I study English literature and read too much. Concise reviews of the ridiculous miscellany of my reading choices. Sometimes also things I watch and listen to. But mostly read.
Friday, 22 July 2016
The Wilde Century: Effeminacy, Oscar Wilde and the Queer Moment by Alan Sinfield
This is definitely the best book of literary criticism that I have read so far (but admittedly I haven't read that many). I needed to read one little bit of it for a paper, but it was so fascinating that I read it from cover to cover.
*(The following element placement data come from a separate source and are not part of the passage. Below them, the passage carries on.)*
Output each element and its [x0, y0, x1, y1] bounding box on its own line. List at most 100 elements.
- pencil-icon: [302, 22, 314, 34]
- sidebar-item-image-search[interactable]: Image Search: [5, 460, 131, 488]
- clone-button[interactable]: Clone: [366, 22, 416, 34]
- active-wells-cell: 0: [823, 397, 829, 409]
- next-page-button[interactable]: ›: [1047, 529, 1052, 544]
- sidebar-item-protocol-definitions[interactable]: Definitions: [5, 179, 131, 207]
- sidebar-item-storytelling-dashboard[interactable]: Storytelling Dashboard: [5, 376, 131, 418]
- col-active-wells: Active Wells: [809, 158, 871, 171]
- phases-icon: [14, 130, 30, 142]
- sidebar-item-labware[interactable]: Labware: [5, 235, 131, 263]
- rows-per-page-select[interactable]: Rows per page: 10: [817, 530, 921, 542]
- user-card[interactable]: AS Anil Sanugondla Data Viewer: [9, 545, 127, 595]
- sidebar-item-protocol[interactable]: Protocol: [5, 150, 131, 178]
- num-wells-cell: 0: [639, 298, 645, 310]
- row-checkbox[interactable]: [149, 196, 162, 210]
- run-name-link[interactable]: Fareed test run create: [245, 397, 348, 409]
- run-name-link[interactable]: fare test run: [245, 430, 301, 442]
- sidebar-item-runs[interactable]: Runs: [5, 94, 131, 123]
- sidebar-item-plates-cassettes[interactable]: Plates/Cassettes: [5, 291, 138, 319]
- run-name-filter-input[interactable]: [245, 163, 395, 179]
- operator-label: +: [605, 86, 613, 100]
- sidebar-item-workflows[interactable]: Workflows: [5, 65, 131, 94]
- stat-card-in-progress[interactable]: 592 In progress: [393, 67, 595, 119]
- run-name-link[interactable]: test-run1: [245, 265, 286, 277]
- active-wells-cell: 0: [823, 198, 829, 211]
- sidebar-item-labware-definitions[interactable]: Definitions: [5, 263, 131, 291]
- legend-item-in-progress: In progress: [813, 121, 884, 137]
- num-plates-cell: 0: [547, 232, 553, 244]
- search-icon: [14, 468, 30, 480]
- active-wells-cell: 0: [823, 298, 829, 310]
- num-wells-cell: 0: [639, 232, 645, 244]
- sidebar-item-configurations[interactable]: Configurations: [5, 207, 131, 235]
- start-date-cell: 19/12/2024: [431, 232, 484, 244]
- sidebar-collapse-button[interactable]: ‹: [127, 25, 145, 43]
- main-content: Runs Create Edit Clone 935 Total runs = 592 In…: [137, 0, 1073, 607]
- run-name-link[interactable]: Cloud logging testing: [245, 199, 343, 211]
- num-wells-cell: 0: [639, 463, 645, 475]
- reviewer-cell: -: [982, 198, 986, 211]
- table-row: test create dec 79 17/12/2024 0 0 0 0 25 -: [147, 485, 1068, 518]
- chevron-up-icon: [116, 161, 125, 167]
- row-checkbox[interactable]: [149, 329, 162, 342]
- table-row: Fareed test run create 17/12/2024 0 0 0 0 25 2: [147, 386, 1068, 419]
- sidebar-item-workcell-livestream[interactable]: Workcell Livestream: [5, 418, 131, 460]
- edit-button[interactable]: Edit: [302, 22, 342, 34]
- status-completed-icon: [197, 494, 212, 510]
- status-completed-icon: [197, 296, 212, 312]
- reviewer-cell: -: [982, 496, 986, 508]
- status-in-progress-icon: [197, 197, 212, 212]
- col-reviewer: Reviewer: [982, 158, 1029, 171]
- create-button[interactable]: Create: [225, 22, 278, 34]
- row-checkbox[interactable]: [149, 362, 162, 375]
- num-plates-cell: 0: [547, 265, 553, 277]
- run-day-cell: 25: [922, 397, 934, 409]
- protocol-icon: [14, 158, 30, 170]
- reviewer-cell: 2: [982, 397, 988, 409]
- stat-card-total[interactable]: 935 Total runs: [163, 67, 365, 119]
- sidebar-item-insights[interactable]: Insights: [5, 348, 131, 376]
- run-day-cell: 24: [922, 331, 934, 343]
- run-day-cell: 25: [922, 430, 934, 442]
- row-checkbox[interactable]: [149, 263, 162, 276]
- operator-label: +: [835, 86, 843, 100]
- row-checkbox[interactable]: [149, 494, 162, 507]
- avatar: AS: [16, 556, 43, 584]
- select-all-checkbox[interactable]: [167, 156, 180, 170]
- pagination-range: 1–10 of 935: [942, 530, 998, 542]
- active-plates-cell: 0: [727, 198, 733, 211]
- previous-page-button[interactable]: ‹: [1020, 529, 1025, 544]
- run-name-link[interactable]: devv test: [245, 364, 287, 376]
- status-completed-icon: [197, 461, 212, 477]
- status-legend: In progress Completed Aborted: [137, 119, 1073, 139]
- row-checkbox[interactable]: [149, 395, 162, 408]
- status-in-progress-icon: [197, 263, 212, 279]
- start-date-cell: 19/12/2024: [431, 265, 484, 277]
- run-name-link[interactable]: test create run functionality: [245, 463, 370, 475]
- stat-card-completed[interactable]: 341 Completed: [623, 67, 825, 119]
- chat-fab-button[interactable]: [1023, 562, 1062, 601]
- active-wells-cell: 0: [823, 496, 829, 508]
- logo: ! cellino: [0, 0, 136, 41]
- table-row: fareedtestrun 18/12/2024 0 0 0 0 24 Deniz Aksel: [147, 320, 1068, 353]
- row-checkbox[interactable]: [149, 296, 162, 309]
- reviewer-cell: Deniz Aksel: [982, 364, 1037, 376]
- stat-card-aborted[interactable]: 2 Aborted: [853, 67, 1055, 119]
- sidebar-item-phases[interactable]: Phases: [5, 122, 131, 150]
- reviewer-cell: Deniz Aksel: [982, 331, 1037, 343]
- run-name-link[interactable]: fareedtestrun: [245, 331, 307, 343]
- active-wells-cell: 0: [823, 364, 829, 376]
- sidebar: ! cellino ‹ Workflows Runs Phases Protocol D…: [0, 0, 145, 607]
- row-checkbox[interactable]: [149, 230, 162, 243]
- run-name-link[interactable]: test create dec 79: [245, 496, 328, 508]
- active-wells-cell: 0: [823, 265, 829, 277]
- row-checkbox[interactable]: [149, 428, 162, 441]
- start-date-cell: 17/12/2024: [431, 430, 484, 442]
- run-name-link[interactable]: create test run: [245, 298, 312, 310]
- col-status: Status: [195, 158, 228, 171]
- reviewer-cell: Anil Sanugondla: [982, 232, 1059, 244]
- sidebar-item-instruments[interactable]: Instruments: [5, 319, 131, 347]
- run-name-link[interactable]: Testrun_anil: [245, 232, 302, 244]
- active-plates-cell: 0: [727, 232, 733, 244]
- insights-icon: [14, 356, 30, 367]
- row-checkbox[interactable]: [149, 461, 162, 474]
Starting from the assumption that Oscar Wilde is the ultimate 'gay icon' because he is effeminate, refined, outrageous and stylish, Alan Sinfield shows that this is actually the other way around; Wilde's trails were the point in the cultural consciousness when all these attributes came together to define and identify the figure of 'the homosexual'. Along the way, Sinfield presents a comprehensive, well-researched, nuanced story of sexuality since the early modern era, investigates the associations and concepts surrounding ideas such as 'effeminacy', 'aestheticism', 'style' and same-sex attraction throughout history, and questions how we define our identity. And he does all of this with incredibly clarity; no overblown language, over-theorising or pretensions, but lucid, assertive, clean style to present very daring and original ideas. The only part that I didn't like was the last chapter about the future of queer identity, because that part actually did get too theoretical and complex (and very far away from Wilde). This book is so incredibly daring in the ways it posits how people thought about themselves, their relationships, their identity, their sexuality at various points in the past. Sinfield also (to my infinite delight) calls out Foucault, Freud, and critics who 'queer the canon' excessively. So basically my worst enemies in the field of humanities. I am actually kind of shocked that this book was published in 1994 and literary criticism is still ploughing on ahead with its over-theorised gender and Freudian criticism. Generally, I am in love with this book, and it has profoundly changed not only the way I read literature, but the way I see life.